Si en plus, vous voyez les conditions de nomination de ses membres, et surtout du Président, vous vous rendez compte que le chef de l’Etat a des moyens de pression sur eux. C’est cette emprise sur les institutions, et notamment sur le Conseil Constitutionnel, qui autorise Blaise Compaoré à prendre autant de liberté avec la Constitution. Il est juge et partie et pour ne pas arranger les choses, la communauté internationale assiste, impavide, aux maltraitances dont la loi fondamentale est victime.

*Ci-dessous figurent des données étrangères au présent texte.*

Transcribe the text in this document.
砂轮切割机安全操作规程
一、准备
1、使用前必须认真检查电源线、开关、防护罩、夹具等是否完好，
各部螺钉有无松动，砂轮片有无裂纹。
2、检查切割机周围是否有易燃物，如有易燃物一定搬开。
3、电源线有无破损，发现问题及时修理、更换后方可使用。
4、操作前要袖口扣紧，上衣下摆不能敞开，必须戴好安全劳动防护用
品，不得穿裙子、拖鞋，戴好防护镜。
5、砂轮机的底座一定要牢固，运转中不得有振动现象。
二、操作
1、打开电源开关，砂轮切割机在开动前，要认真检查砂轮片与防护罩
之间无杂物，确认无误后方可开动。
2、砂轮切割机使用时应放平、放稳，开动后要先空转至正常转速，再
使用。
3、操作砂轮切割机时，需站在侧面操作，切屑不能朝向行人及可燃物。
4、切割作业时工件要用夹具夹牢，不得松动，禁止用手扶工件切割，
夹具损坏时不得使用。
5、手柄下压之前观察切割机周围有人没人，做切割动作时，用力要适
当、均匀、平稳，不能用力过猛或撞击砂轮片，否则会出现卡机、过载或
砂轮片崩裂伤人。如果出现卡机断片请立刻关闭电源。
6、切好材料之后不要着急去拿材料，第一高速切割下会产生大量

La presse nationale, ces derniers temps, relate des écrits qui montrent que cette défiance est largement partagée.

San Finna : Et si demain le Conseil constitutionnel donnait raison à ceux qui l’ont saisi, ne seriez-vous pas condamné pour avoir préjugé ?

Si d’aventure, cela arrivait, je me prosternerais devant lui, et les deux genoux au sol, je lui demanderais Pardon de même que je le ferais à l’endroit du peuple burkinabé.

Mais pour l’heure, je pense que cette attitude me permet de me prémunir contre toutes les accusations d’insoumission qui pourraient être formulées contre moi par les médias aux ordres si jamais, après avoir saisi le Conseil constitutionnel, je me trouvais à en contester la décision. C’est vrai qu’il existe des dispositions dans la Constitution qui permettent de contester les décisions illégales de n’importe quel organe de l’Etat mais la majorité des Burkinabé est loin d’en être informés et surtout d’en saisir toutes les subtilités.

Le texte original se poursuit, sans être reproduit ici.